For bulk reads, strongly prefer `iter()` or `iter_range()` over repeated `get()` calls.
For bulk inserts at a known position, a single `splice()` is more efficient than many `push()`.

## Caveats

**Clone for rollback:** Because slabs are `Arc`-wrapped, cloning a `ColumnData` is cheap
(O(slab count)). Automerge exploits this by cloning before each transaction and dropping the
clone on rollback. This behaviour will likely be removed in v1.0 in favour of an explicit
inverse-splice rollback.

**Null semantics:** `is_empty()` considers a column "empty" if every value is `None` (or
`false` for `BooleanCursor`). This affects `save_to_unless_empty()` and friends.

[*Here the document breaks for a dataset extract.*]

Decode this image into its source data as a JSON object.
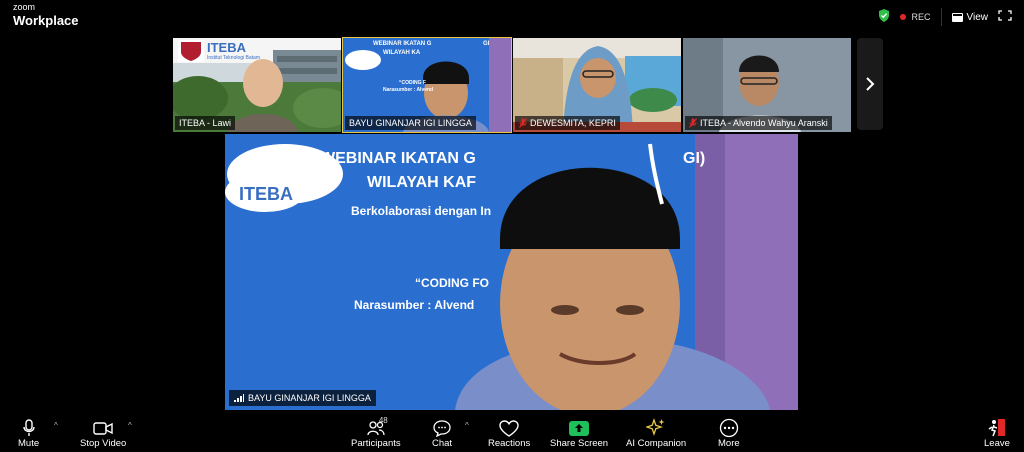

**Slab size constant:** The `B` const parameter in `RleCursor<B, T>` controls the maximum
number of items per slab. Smaller values reduce the per-operation cost but increase B-tree
overhead. The defaults (64 or 128) are a reasonable starting point.

## Planned v1.0 Changes

- A `Vec`-like subscript API: `col[a..b]` as shorthand for `col.iter_range(a..b)`
- Remove pervasive `Cow` return types in favour of direct `&T` / owned `T`
- A cleaner `DeltaCursor` primitive based on `Delta { abs: i64, step: i64 }`
- Distinct cursor types for `Rle<u64>`, `Rle<Option<u64>>`, etc.
- Normalized min/max metadata (currently computed for all slabs, only needed for some)
- Transaction rollback via inverse splice rather than `Arc`-shared clone
- A SortedColumnData type so features like `seek_to_value` are not available on
  datasets that cant support it